The option to selectively enable/disable the detailed diagnosis capability will be available only if the following conditions are fulfilled:

  • The eG manager license should allow the detailed diagnosis capability
  • Both the normal and abnormal frequencies configured for the detailed diagnosis measures should not be 0.
Measurements made by the test
Measurement Description Measurement Unit Interpretation

Total packages

Indicates the total number of packages on the SQL Integration server.

Number

 

Created packages

Indicates the number of packages that have been created currently.

Number

Use the detailed diagnosis of this measure to know which packages have been created.

Running packages

Indicates the number of packages that are running currently.

Number

Use the detailed diagnosis of this measure to know which packages are running.

The start time and end time of each package is also provided as part of detailed metrics. Use the time metrics to identify packages that have been running for an unduly long time. It is extremely important to stop such executions to allow new instances to kick off at the next scheduled interval.

Cancelled packages

Indicates the number of packages for which execution was cancelled currently.

Number

Use the detailed diagnosis of this measure to know which packages were cancelled.

Failed packages

Indicates the number of packages for which execution has currently failed.

Number

Ideally, this measure should report the value 0.

If a non-zero value is reported, then use the detailed diagnosis of this measure to know which packages failed during execution.

Pending packages

Indicates the number of packages that are currently awaiting execution.

Number

A consistent increase in the value of this measure could indicate slowness in package execution.

To know which packages are executing slowly, use the detailed diagnosis of this measure.

Unexpectedly ended packages

Indicates the number of packages for which execution ended abruptly/unexpectedly.

Number

Use the detailed diagnosis of this measure to know for which packages execution ended unexpectedly.

Succeeded packages

Indicates the number of packages that successfully executed all their tasks.

Number

Use the detailed diagnosis of this measure to identify the successful packages.

Stopping packages

Indicates the number of packages that have stopped running.

Number

Use the detailed diagnosis of this measure to identify the stopping packages.

Completed packages

Indicates the number of packages that have completed execution.

Number

To know which packages have completed execution, use the detailed diagnosis of this measure.

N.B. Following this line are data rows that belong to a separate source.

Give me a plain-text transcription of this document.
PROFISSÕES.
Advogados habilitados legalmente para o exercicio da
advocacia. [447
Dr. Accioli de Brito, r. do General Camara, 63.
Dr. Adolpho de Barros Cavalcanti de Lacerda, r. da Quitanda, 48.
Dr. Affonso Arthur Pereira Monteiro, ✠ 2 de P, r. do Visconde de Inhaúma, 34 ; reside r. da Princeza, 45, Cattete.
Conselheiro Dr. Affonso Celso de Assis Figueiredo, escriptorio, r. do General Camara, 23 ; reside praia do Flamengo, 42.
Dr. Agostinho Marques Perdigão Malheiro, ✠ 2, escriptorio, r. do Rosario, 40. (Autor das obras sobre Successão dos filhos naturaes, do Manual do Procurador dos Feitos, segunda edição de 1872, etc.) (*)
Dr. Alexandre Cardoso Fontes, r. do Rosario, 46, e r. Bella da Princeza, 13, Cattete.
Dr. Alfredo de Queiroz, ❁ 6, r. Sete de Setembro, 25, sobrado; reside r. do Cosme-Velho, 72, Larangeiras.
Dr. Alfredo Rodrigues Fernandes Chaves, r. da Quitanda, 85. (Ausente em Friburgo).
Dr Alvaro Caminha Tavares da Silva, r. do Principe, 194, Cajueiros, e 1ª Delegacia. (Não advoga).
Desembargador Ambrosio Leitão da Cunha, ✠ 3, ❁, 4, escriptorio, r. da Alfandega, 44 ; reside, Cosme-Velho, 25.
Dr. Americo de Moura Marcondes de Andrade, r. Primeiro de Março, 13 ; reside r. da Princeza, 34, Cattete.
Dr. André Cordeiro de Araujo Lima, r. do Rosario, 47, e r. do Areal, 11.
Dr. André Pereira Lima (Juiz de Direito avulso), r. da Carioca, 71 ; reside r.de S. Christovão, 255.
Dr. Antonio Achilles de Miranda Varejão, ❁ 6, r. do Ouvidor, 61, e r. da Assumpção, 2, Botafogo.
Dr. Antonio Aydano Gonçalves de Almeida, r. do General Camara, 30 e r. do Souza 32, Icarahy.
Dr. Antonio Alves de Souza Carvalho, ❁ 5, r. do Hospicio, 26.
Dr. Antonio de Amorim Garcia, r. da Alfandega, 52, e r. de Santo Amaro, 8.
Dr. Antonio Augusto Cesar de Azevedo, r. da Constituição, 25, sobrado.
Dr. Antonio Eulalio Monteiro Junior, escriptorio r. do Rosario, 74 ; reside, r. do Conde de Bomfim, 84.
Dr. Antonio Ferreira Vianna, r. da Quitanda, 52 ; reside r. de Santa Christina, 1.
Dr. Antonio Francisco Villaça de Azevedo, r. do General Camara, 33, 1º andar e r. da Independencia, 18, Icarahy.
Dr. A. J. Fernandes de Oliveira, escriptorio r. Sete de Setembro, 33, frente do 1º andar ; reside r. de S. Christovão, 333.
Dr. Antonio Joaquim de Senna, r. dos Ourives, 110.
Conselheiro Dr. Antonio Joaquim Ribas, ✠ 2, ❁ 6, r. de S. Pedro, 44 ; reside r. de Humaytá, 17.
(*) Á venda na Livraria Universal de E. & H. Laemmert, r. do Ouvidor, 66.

To know which packages were created during the current measurement period, use the detailed diagnosis of the Created packages measure. With the help of these detailed metrics, you can also determine when each created package started executing and for how long it was executing. Long-running packages are thus revealed, so you can investigate the reason why these packages were running for an abnormally long time.

Figure 1 : The detailed diagnosis of the Created packages measure

For useful insights into failed packages, use the detailed diagnosis of the Failed packages measure. In the process, you can identify the packages that failed and how long they were running before the failure occurred.

Figure 2 : The detailed diagnosis of the Failed packages measure

To know which packages successfully achieved everything they set out to do, use the detailed diagnosis of the Succeeded packages measure. From these detailed metrics, you can also figure out how much time each successful package took to complete its tasks. In the process, packages that executed too slowly can be isolated and the reasons for the slowness can be investigated.

Figure 3 : The detailed diagnosis of the Succeeded packages.